1. That all Länder governments and German administrative organs, directors of enterprises and factories, directors of mines, the railway, and other enterprises base their activity on measures that will improve the work of the manufacturing enterprises and the transportation system, increase labor productivity and combat slackers, and improve the living situation of workers and salaried employees in industry and the transportation system, for which purpose all local resources and possibilities should be identified and utilized.

I call upon all anti-Fascist parties, unions, and works councils, as well as all other public organizations and the democratic press, to support the administrative organs and enterprise leaderships in carrying out these exceedingly important tasks, so that a general labor upswing in the Soviet Occupation Zone may be achieved in order to develop the peace economy and raise the living standard of the population.

[ . . . ]

4. The application of piece and rate wages to raise labor productivity and boost workers’ wages must be expanded, especially in ore mining, in the coal and metals industry, in machine building, in the electrotechnical industry, and in the railway transportation sector.
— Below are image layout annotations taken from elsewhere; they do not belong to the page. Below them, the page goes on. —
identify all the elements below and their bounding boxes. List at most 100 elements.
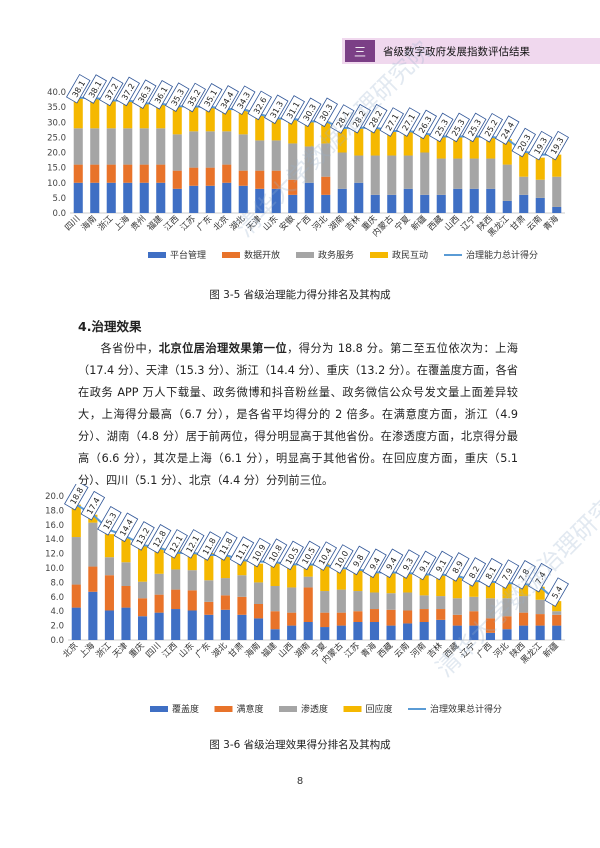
bar-segment <box>535 625 545 640</box>
bar-segment <box>436 619 446 640</box>
legend-label: 回应度 <box>366 703 393 715</box>
category-label: 新疆 <box>541 640 561 660</box>
bar-segment <box>255 140 265 171</box>
category-label: 天津 <box>244 213 264 233</box>
bar-segment <box>287 563 297 588</box>
bar-segment <box>88 522 98 567</box>
bar-segment <box>121 586 131 608</box>
bar-segment <box>519 176 529 195</box>
bar-segment <box>469 625 479 640</box>
bar-segment <box>187 552 197 571</box>
figure-caption-3-5: 图 3-5 省级治理能力得分排名及其构成 <box>209 289 391 301</box>
data-label-box <box>247 90 272 121</box>
bar-segment <box>187 610 197 640</box>
data-label-box <box>97 506 122 536</box>
paragraph-rest: ，得分为 18.8 分。第二至五位依次为：上海（17.4 分）、天津（15.3 … <box>78 342 518 487</box>
chart-governance-effect: 0.0 2.0 4.0 6.0 8.0 10.0 12.0 14.0 16.0 18.0 20.0 北… <box>0 484 600 724</box>
bar-segment <box>403 573 413 593</box>
y-tick-label: 40.0 <box>47 88 66 98</box>
category-label: 四川 <box>63 214 82 233</box>
bar-segment <box>154 573 164 595</box>
legend-label: 数据开放 <box>244 249 280 261</box>
data-label-box <box>231 85 256 116</box>
bar-segment <box>287 587 297 613</box>
y-tick-label: 10.0 <box>45 564 64 574</box>
bar-segment <box>255 114 265 141</box>
bar-segment <box>121 562 131 586</box>
bar-segment <box>106 100 116 129</box>
data-label: 8.1 <box>478 557 503 588</box>
bar-segment <box>204 614 214 640</box>
bar-segment <box>88 566 98 592</box>
category-label: 海南 <box>79 213 99 233</box>
chart-svg: 0.02.04.06.08.010.012.014.016.018.020.0北… <box>45 484 569 715</box>
bar-segment <box>104 575 114 611</box>
y-tick-label: 5.0 <box>52 194 66 204</box>
bar-segment <box>271 188 281 213</box>
data-label-box <box>113 512 139 543</box>
y-tick-label: 16.0 <box>45 521 64 531</box>
category-label: 湖北 <box>210 641 229 660</box>
category-label: 上海 <box>112 213 132 233</box>
category-label: 贵州 <box>129 213 149 233</box>
bar-segment <box>485 618 496 633</box>
data-label: 9.8 <box>345 545 371 576</box>
legend-swatch <box>148 252 166 258</box>
y-tick-label: 20.0 <box>47 149 66 159</box>
legend-swatch <box>370 252 388 258</box>
bar-segment <box>452 575 462 599</box>
bar-segment <box>172 106 182 135</box>
bar-segment <box>370 127 380 156</box>
data-label-box <box>445 112 470 143</box>
y-tick-label: 2.0 <box>50 622 64 632</box>
bar-segment <box>386 593 396 610</box>
bar-segment <box>453 188 463 213</box>
bar-segment <box>419 609 429 622</box>
data-label-box <box>511 127 536 158</box>
bar-segment <box>287 625 297 640</box>
bar-segment <box>270 611 280 630</box>
bar-segment <box>354 182 364 213</box>
bar-segment <box>238 170 248 186</box>
data-label-box <box>214 85 239 115</box>
bar-segment <box>205 131 215 168</box>
bar-segment <box>321 143 331 177</box>
bar-segment <box>222 164 232 183</box>
bar-segment <box>321 176 331 195</box>
bar-segment <box>73 128 83 165</box>
data-label-box <box>80 490 106 521</box>
category-label: 吉林 <box>425 640 445 660</box>
bar-segment <box>304 146 314 183</box>
section-heading: 4.治理效果 <box>78 319 142 334</box>
bar-segment <box>255 170 265 189</box>
legend-swatch <box>150 706 168 712</box>
bar-segment <box>187 570 197 591</box>
legend-label: 平台管理 <box>170 249 206 261</box>
y-tick-label: 20.0 <box>45 492 64 502</box>
y-tick-label: 15.0 <box>47 164 66 174</box>
bar-segment <box>90 98 100 129</box>
data-label-box <box>461 557 487 587</box>
bar-segment <box>469 136 479 159</box>
bar-segment <box>519 612 529 626</box>
bar-segment <box>238 109 248 135</box>
data-label-box <box>262 538 288 569</box>
bar-segment <box>205 106 215 132</box>
bar-segment <box>370 155 380 195</box>
bar-segment <box>420 194 430 213</box>
legend-label: 覆盖度 <box>172 703 199 715</box>
bar-segment <box>237 559 247 576</box>
data-label-box <box>363 103 388 134</box>
bar-segment <box>453 136 463 159</box>
bar-segment <box>321 121 331 144</box>
bar-segment <box>535 157 545 180</box>
y-tick-label: 35.0 <box>47 103 66 113</box>
bar-segment <box>288 179 298 195</box>
bar-segment <box>436 609 446 620</box>
bar-segment <box>137 598 148 617</box>
data-label-box <box>163 529 188 559</box>
data-label-box <box>313 97 338 128</box>
figure-caption-3-6: 图 3-6 省级治理效果得分排名及其构成 <box>209 739 391 751</box>
data-label: 12.8 <box>146 524 172 554</box>
data-label-box <box>429 112 454 143</box>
The calculation of piece rate wages is to be based on the minimum wages guaranteed in the collective labor contracts.

5. The wage rates in the textile and clothing industry must be reviewed, and lower rates for women’s work should be abolished in accordance with the principle laid down in the Soviet Occupation Zone: “Equal pay for equal work,”

[ . . . ]

9. To improve the diet of workers and salaried employees in the enterprises of the leading industrial sectors and the transportation sector, one warm meal a day should be introduced beginning November 1, 1947, over and above the rations procured via the main ration cards; for highly qualified workers of the leading enterprises, for workers in labor that is physically demanding and harmful to health, as well as for engineers and technicians, according to the norms for warm meals of the first group; for the other workers and salaried employees of these enterprises, according to the norms for warm meals of the second group.

[ . . . ]

Provisions should be made so that enterprises that, through their own fault, systematically fail to fulfill their production plan and do not endeavor to improve their work can be temporarily excluded from additional warm food provisions at the suggestion of the Länder governments and following confirmation by the relevant organs of the SMA.
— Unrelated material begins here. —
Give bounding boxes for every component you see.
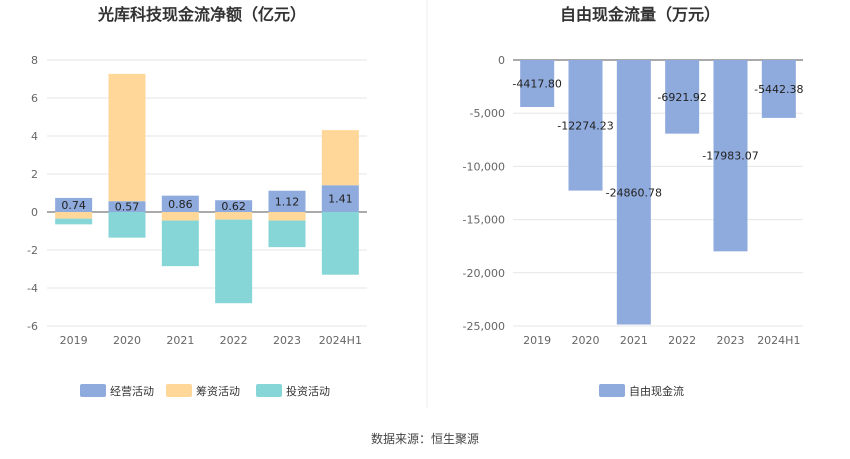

10. The workers and salaried employees of the leading enterprises of the Soviet Occupation Zone shall be preferentially supplied with industrial goods, whereby the qualitative performance of these enterprises is to be taken into consideration.

Beginning in the fourth quarter of 1947, the state governments must free up – from the funds for state needs – cloths, clothing, shoes, and coal to be sold on ration coupons that are issued in enterprises. The works councils and the union organizations, in agreement with the enterprise leaders, will issue the ration coupons for industrial goods primarily for good production performance.

[ . . . ]



Source: Dokumente aus den Jahren 1945-1949. Um ein antifaschistisch-demokratisches Deutschland [Documents from the Years 1945-1949. For an Anti-Faschist, Democratic Germany]. East Berlin, 1968, p. 504ff; reprinted in Christoph Kleßmann, Die doppelte Staatsgründung. Deutsche Geschichte 1945-1955 [The Founding of Two German States: German History, 1945-1955]. Göttingen: Vandenhoeck & Ruprecht, 1986, pp. 509-10.